Epictetus part 12: Only you control your peace of mind

Note: this is the twelfth part of a weekly series, in which I translate and discuss the Enchiridion (Handbook) of Epictetus. New posts will be released every monday morning (GMT).


In the Enchiridion, Epictetus makes a point of ensuring that you know one thing in particular: you are capable of creating your own peace of mind. You have all the means for this within you. Moreover, there is nobody else that can give you this: only you control your peace of mind. The way to achieve this, however, is not easy. You must learn to value reason and the power of choice, and accept that you don’t control things like material possessions and reputation. As I mentioned on this blog earlier, your worry is only in your mind. Because of this, Epictetus advises us to discard your worry over things that you don’t control:

If you want to make progress, discard considerations like these: ‘if I neglect my affairs, I will not have means for living’ or ‘if I don’t discipline my slave, he will be worthless’. For it is better to die from hunger while being free from pain and fear than to live wealthy while being troubled. It is better that your slave is bad than you bad-tempered.

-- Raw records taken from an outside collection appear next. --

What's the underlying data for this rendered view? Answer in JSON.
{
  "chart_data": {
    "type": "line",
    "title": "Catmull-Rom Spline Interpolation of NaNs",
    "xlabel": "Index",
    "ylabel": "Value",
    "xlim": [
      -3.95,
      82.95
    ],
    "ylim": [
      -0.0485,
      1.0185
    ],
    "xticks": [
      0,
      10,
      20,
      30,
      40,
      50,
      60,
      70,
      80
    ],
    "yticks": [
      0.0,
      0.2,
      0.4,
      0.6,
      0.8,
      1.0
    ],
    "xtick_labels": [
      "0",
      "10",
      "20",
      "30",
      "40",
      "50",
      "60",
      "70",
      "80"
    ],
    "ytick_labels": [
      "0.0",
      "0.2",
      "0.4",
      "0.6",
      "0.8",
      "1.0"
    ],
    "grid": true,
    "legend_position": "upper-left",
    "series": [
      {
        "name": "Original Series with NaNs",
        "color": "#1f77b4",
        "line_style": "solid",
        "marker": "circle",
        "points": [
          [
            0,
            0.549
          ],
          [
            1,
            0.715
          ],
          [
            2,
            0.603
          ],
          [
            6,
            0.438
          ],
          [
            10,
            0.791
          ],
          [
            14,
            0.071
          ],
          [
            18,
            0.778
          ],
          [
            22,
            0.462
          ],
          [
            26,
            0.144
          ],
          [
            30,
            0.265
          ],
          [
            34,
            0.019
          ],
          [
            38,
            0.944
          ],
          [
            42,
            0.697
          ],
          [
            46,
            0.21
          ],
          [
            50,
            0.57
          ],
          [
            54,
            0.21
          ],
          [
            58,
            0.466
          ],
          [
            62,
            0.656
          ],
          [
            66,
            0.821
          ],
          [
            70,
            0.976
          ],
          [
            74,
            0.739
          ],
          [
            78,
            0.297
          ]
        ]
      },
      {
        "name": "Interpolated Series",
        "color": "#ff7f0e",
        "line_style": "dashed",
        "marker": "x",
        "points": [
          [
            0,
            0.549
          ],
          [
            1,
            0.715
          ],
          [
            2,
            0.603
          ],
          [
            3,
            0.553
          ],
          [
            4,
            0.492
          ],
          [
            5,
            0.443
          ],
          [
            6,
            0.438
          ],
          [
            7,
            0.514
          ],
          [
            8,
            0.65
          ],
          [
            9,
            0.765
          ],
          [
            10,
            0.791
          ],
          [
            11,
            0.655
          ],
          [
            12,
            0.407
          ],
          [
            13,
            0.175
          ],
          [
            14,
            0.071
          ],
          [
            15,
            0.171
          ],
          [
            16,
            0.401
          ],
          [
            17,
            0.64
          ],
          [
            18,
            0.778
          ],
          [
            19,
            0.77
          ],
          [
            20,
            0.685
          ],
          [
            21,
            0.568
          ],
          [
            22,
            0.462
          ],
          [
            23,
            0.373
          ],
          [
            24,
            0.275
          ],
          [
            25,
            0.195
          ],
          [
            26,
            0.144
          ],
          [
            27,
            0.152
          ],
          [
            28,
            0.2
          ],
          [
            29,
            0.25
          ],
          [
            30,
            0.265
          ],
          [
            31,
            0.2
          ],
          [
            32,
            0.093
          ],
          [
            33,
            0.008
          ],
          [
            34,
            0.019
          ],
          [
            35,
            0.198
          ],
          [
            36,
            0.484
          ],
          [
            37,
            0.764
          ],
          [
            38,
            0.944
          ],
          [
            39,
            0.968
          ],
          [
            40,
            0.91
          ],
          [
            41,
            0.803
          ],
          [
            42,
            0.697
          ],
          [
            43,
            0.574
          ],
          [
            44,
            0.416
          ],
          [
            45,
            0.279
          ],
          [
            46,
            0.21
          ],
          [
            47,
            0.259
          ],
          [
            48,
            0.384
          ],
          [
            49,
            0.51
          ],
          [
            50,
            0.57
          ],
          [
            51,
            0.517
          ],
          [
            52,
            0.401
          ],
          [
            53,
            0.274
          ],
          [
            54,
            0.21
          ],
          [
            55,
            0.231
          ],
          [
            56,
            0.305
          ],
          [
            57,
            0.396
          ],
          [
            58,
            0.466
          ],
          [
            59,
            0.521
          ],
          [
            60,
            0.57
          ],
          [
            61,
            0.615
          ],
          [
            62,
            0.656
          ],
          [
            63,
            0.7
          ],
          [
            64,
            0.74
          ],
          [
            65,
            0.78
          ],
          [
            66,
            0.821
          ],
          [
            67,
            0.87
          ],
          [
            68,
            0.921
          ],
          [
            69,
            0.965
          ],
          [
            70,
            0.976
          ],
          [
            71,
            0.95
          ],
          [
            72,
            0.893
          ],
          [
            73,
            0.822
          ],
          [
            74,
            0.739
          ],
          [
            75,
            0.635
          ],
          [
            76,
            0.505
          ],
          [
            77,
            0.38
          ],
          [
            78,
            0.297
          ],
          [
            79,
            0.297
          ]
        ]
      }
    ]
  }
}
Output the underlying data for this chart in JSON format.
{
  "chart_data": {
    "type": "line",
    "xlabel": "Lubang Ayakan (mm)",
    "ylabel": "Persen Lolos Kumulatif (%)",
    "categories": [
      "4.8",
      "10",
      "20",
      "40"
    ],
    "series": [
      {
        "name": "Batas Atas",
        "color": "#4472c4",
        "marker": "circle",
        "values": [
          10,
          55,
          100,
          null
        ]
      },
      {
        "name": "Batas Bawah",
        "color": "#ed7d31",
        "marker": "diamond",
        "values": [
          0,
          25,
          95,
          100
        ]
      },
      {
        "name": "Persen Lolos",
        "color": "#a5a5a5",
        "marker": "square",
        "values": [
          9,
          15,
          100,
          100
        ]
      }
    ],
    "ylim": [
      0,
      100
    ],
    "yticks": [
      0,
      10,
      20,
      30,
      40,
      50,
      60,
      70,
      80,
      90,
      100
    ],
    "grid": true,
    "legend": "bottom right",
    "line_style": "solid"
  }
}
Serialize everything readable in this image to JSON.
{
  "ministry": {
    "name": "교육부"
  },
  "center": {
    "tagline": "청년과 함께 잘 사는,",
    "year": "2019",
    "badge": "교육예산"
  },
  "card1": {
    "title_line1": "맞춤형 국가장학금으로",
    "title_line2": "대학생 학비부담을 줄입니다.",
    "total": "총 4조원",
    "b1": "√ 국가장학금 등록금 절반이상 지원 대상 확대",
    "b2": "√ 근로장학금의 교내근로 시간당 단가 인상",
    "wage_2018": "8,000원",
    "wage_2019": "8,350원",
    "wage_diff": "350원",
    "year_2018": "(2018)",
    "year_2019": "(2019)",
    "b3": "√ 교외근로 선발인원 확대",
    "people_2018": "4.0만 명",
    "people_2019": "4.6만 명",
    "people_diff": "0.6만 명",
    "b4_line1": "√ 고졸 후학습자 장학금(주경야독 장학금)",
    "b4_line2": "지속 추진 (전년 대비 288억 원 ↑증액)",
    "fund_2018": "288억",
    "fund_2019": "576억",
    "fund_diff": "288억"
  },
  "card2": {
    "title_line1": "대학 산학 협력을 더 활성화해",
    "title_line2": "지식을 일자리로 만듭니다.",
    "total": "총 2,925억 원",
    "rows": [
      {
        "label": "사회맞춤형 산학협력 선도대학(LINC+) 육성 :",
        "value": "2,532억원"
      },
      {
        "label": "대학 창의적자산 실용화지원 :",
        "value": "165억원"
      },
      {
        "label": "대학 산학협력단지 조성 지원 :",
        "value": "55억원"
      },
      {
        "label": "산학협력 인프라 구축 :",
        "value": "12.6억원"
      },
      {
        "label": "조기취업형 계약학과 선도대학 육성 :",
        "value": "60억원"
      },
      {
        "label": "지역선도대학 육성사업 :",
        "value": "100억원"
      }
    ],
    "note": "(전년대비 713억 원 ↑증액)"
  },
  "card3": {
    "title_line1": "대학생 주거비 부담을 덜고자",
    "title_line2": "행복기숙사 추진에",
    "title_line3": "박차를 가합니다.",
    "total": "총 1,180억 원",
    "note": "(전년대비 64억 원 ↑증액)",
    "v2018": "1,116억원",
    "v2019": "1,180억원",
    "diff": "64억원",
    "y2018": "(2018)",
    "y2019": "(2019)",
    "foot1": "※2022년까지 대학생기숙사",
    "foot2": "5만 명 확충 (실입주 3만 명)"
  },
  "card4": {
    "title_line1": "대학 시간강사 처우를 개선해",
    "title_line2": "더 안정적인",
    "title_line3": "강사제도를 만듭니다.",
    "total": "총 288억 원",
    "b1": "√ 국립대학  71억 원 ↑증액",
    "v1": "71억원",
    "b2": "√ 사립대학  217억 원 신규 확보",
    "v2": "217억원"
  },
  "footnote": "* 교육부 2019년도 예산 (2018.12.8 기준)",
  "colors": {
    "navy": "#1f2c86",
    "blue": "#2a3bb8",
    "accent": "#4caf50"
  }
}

The amount of money you have does not determine your happiness. The value of your slave does not determine your happiness. Yet worrying about them creates unhappiness and disturbs your peace of mind. Therefore, refrain from worrying about it. And this is how:

So start with the little things. Is some oil spilled or some wine stolen? Say ‘this is the price for equanimity and tranquility’. Nothing is free. And when you call your slave, consider the possibility that he doesn’t obey, and if he obeys, that he doesn’t do what you want. But his status is not so noble, that it should be up to him whether you are troubled or not.

I especially like the idea of a ‘price for equanimity and tranquility’. Everything you do has positive and negative effects: nothing is free. If you look after your affairs, you may gain more income. But at the same time, you lose calmness and create worry. Our priorities should be at our happiness, our eudaimonia, and not at our possessions or reputation. Because if you value external events too much, you will be disturbed. If you connnect your happiness to money, then money controls you like a master controls a slave. If you connect it to the value of a slave, than the slave controls you instead of the other way around.

An interesting thing that I found during translation is that Epictetus uses two words in combination to describe a desirable position: apatheia (equanimity) and ataraxia (tranquility). Apatheia is a central concept to stoicism and basically means that you do not let the passions control you. Ataraxia, however, is considered to be an epicurean (or skeptic) concept based on the absence of disturbances. In many ways, the stoics and the epicureans were opposing schools. But here, the famous stoic Epictetus uses a concept that is closely linked to epicureanism. I believe that the difference between the two is as follows: apatheia concerns the acceptance of external disturbances to deal with them, while the ideal of ataraxia is about the complete absence of those disturbances. This explains why the stoic school was located in the center of Athens, while the epicurean school was in a quiet garden where nothing could disturb the followers of Epicurus. Why does Epictetus use both concepts in the Enchiridion? I honestly don’t know (and gratefully listen to suggestions for this in the comments). The two are not completely different and might often go hand in hand, but the way to reach them is different according to stoics than according to epicureans (again: acceptance versus absence of external disturbances). I do think that this paragraph of the Enchiridion proves that stoicism and epicureanism have common ground, though. That’s definitely something to think about.